リーダーとして大切にしていることについて、岩本氏は「やっぱり自分ではできないようなことができる人がたくさんおります。客観的な視点でその人の強い部分とか、良い部分とかですね。そういうものを見るようにしてます」と述べています。自分にできないことを補完してくれる人材の強みを見抜き、適材適所で力を発揮してもらう——これこそが、チームを率いるリーダーに求められる資質です。
このリーダーシップスタイルは、電通総研が掲げる「Vision2030」で目指す売上高3,000億円という大きな目標達成に向けても、重要な推進力となっているはずです。
電通総研50周年―岩本浩久が描く次の50年の礎を築く戦略
2025年、電通総研は創立50周年という大きな節目を迎えました。1975年12月に電通国際情報サービスとして設立されて以来、半世紀にわたり日本のIT業界を牽引してきた実績は、まさに先人たちが築いた財産です。
岩本浩久社長が番組で語った夢、それは「次の50年の礎を築く」ことです。具体的には「後継者を一人でも多く作る。それによって次の50年に繋がる」と明言しました。この発言には、短期的な業績よりも、組織の持続可能性と人材の育成を重視する岩本氏の経営哲学が表れています。
電通総研は2024年1月1日に社名を変更し、コンサルティング機能とシンクタンク機能を大幅に強化しました。従来のシステムインテグレーターの枠を超えて、「社会進化実装」という事業コンセプトのもと、企業の課題解決から社会変革の実装まで一気通貫で支援する体制を整えています。
2025年から2027年までの新中期経営計画「社会進化実装 2027」では、売上高2,100億円、営業利益315億円という目標を掲げ、さらに人員数を約1,600名増やして6,000名体制を目指しています。これは単なる規模拡大ではなく、次世代を担う人材への積極投資です。
岩本氏が大切にする「後継者育成」という視点は、目先の利益追求ではなく、50年先、100年先を見据えた企業づくりへの強いコミットメントを示しています。
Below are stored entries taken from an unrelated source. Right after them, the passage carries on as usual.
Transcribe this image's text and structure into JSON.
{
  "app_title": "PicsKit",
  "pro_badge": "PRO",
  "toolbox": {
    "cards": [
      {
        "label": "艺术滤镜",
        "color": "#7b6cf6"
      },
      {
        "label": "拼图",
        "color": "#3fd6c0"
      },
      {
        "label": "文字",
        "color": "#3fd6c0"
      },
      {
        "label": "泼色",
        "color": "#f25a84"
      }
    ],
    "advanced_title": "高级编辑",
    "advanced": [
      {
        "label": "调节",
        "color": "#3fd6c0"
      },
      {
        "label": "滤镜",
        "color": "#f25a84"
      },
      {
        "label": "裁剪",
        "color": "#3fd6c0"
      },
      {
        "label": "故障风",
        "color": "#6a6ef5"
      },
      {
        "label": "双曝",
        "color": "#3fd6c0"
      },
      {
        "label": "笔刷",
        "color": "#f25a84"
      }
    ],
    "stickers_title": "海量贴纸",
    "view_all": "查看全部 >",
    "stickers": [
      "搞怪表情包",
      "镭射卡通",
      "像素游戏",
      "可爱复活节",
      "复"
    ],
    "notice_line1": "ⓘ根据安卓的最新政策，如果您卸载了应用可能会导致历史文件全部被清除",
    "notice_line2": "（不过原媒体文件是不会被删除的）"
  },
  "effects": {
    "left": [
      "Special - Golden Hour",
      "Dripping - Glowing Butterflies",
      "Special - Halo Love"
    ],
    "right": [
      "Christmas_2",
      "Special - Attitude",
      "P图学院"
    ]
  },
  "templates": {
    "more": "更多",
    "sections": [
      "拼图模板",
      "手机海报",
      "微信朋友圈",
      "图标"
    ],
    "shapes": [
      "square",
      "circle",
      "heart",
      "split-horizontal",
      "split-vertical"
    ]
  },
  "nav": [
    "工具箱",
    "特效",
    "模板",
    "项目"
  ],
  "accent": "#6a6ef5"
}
現在の好業績は先人たちの努力の賜物であるという感謝の念と、自分たちもまた次世代のために何を残せるかという責任感——この両輪が、岩本氏の経営を支えています。
まとめ:夢遺産に学ぶ後継者育成と持続可能な組織づくり
BSテレ東「夢遺産」で語られた岩本浩久氏の経営哲学は、現代のリーダーに多くの示唆を与えてくれます。動物園の飼育係を夢見た少年が、量子力学を学び、営業職に挑戦し、そして数千人規模の組織を率いるトップリーダーへと成長する——その歩みは決して平坦ではなかったはずです。
しかし、高校ラグビー部で学んだ「One For All, All For One」の精神は、一貫して岩本氏の行動原理となってきました。個人の力には限界があっても、チームとして協力すれば大きな成果を生み出せる。そして、リーダーの役割は自分が前面に出ることではなく、メンバー一人ひとりの強みを引き出し、適材適所で活躍してもらうことだという信念です。
電通総研が創立50周年を迎える2025年、岩本氏が掲げる「次の50年の礎を築く」という夢遺産は、後継者育成という具体的な行動を通じて着実に実現されつつあります。短期的な成果を追い求めるのではなく、長期的な視点で組織の持続可能性を考える——この姿勢こそが、真のリーダーシップなのかもしれません。
番組を通じて伝わってきたのは、岩本氏の誠実な人柄と、次世代への深い思いやりでした。電通総研の「次の50年」がどのような進化を遂げるのか、今後の展開に注目が集まります。